Diana was no ‘loose cannon’, she was perfectly well aware of what she was doing. Undermining the Monarchy and the Establishment which controlled it. If she had not died in Paris, her next project was to be about Palestinian refugees, another contentious political issue.
Now mothers of future Kings are not supposed to do any of these things. They are expected to be the loyal wife to their husband, ignoring their infidelities, and teach their sons that they are born to rule the kingdom one day, i.e. that they are better than the rest of us. They are not supposed to drag their sons round homeless hostels, make them queue up and handle dirty cash, or get involved in political issues like landmines which the Establishment would find embarrassing.
In one of the posthumous interviews Diana comments that when Charles was with Camilla, Diana was not at home ‘playing tiddly-winks. There’s a bit more to me than that.’ Indeed there is, and Diana has admitted she herself had an affair with James Hewitt.
(The Queen was once found with a man in her bedroom, but claimed he climbed in thru the window. This is probably true, though shows a remarkable lack of security at the Palace.)
What Diana has written in her comment to my last blog is consistent with what she did in life, and what she has said in the post-humous interviews with Rose Campbell.
Her experience of being born into a wealthy, privileged family and then marrying into the royal household has opened her eyes to the inequality and injustices in the world.

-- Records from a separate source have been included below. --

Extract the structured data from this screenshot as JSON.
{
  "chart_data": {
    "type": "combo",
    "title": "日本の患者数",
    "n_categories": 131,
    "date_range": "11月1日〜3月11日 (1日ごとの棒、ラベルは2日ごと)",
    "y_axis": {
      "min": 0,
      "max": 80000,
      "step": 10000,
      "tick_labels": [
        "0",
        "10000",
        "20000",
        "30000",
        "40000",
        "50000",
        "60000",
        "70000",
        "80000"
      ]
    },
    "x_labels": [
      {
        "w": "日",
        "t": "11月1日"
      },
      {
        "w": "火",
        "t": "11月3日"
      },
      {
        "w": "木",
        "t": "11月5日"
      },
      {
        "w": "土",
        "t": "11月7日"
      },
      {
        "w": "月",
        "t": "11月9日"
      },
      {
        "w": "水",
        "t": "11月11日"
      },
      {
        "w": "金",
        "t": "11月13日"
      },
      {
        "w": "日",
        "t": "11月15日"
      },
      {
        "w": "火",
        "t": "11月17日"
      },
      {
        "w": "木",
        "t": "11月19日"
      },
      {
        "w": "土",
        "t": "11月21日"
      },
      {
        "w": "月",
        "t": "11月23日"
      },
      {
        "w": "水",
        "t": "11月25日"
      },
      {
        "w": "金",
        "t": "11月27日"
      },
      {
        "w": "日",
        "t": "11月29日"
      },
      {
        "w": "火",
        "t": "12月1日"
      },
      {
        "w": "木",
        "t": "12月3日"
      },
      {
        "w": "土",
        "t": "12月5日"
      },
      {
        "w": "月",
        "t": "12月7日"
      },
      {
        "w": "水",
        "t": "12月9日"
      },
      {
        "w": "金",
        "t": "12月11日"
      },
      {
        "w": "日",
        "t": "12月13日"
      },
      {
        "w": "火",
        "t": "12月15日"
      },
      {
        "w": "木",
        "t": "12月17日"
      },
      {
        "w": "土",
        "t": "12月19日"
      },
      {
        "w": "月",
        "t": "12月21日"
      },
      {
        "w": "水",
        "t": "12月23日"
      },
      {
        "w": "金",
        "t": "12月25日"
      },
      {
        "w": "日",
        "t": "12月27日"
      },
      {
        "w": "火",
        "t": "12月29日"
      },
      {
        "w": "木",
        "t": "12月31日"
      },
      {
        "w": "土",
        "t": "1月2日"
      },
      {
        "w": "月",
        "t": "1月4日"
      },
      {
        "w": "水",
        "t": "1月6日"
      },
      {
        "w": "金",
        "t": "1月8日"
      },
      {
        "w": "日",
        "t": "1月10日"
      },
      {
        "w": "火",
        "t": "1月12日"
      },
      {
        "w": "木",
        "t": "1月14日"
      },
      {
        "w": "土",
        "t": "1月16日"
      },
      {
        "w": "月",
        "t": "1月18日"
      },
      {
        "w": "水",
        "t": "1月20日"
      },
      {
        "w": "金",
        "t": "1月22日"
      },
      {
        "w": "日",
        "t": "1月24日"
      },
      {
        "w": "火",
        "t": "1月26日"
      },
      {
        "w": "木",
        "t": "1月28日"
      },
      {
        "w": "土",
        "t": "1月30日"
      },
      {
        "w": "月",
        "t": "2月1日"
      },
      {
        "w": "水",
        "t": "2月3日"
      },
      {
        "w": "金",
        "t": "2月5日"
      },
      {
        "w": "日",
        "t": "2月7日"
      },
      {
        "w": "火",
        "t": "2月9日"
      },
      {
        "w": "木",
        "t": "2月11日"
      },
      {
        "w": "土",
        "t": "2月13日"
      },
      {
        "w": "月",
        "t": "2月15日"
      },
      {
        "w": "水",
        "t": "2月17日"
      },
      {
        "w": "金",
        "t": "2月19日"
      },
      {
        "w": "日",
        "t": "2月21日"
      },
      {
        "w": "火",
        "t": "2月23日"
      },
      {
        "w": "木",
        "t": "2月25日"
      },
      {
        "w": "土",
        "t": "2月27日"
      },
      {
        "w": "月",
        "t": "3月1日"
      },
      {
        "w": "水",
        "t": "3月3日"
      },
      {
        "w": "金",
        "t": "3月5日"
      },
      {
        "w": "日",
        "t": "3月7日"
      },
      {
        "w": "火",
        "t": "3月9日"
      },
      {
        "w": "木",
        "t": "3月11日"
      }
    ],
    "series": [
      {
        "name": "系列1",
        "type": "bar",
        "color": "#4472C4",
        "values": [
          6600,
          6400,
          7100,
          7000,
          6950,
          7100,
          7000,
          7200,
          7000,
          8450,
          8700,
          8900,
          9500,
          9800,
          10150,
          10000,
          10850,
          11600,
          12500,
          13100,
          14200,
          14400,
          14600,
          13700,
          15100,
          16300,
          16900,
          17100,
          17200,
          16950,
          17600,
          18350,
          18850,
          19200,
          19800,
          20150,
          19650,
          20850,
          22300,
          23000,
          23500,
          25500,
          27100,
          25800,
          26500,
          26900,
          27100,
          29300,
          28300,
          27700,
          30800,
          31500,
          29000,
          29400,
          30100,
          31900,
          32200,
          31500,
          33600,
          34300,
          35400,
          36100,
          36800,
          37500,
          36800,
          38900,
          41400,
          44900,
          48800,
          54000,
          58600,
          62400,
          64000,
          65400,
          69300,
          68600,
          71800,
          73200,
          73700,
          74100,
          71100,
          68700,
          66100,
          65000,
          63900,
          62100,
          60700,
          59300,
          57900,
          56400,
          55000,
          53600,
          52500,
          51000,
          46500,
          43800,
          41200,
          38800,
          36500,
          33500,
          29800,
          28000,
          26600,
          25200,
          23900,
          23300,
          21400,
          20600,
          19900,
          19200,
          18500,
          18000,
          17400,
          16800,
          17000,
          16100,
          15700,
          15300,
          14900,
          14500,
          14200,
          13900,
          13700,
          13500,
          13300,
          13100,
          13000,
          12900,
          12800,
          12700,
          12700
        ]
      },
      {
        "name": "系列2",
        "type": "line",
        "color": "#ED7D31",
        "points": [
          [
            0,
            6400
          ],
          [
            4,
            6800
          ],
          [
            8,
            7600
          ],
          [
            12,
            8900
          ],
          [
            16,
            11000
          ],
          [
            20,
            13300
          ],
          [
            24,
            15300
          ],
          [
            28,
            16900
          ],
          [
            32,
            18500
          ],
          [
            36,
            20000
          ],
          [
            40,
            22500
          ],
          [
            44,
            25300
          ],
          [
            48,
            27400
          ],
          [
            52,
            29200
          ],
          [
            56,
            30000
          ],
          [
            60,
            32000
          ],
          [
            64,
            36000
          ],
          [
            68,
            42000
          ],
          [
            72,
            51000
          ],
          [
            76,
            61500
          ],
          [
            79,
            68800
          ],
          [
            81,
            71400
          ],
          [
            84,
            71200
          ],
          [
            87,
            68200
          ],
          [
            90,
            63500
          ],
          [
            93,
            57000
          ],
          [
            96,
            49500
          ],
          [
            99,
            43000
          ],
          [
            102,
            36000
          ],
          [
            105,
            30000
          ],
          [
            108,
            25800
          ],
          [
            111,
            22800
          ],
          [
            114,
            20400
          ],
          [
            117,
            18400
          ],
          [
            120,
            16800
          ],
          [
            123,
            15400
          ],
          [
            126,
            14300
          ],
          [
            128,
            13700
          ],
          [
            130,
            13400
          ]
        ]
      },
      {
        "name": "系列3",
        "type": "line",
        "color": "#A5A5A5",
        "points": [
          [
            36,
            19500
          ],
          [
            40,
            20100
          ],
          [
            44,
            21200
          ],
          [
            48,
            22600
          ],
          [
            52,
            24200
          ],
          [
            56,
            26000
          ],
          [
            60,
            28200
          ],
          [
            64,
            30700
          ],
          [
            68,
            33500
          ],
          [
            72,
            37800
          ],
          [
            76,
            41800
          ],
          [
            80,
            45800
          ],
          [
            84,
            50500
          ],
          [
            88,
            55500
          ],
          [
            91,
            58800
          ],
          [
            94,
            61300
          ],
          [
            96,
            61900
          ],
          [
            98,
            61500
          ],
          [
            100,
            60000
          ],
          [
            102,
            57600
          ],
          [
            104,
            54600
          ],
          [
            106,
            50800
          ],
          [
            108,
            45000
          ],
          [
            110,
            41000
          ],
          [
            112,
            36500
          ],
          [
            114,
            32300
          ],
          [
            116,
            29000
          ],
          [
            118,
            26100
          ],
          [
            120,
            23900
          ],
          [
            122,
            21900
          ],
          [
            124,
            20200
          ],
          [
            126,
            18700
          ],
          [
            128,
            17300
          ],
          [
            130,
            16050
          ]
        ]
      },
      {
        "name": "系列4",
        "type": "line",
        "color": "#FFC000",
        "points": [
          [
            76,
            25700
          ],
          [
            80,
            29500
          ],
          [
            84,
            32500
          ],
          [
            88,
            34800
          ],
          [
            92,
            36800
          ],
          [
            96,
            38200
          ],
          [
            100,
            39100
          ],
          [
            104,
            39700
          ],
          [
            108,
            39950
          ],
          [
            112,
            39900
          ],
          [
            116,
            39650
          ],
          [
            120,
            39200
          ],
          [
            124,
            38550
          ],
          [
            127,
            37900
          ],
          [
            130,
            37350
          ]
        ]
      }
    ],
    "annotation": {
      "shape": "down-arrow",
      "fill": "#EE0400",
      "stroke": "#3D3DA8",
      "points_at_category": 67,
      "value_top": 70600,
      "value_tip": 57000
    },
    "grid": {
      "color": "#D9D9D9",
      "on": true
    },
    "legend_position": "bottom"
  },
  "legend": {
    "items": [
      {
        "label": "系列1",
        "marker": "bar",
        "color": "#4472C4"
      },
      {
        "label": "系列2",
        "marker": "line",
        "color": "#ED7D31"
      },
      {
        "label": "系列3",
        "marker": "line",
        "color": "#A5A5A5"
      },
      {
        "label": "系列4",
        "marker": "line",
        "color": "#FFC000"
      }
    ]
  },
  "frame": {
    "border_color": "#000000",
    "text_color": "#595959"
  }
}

Diana admits she was no saint when on Earth, she could be a bitch. Staff were sacked by her when in a bad mood, or because of petty jealousies – such as the nanny who became too close to William and Harry. Diana died the same time as Mother Teresa, but the two women were very different. Diana was no Mother Teresa.
Nevertheless, Diana, loose cannon or not, was a constant thorn in the side of the Establishment, and still is. From beyond the grave she forecasts the end of the Monarchy, and with the wisdom gained from her life as Diana and in the world beyond, she now tells us we must create a fairer world, even talking about the destruction of capitalism and the world being forced into adopting a more ‘communistic/socialistic’ system.
As Diana said in that famous Panorama interview, ‘She will NOT go quietly’!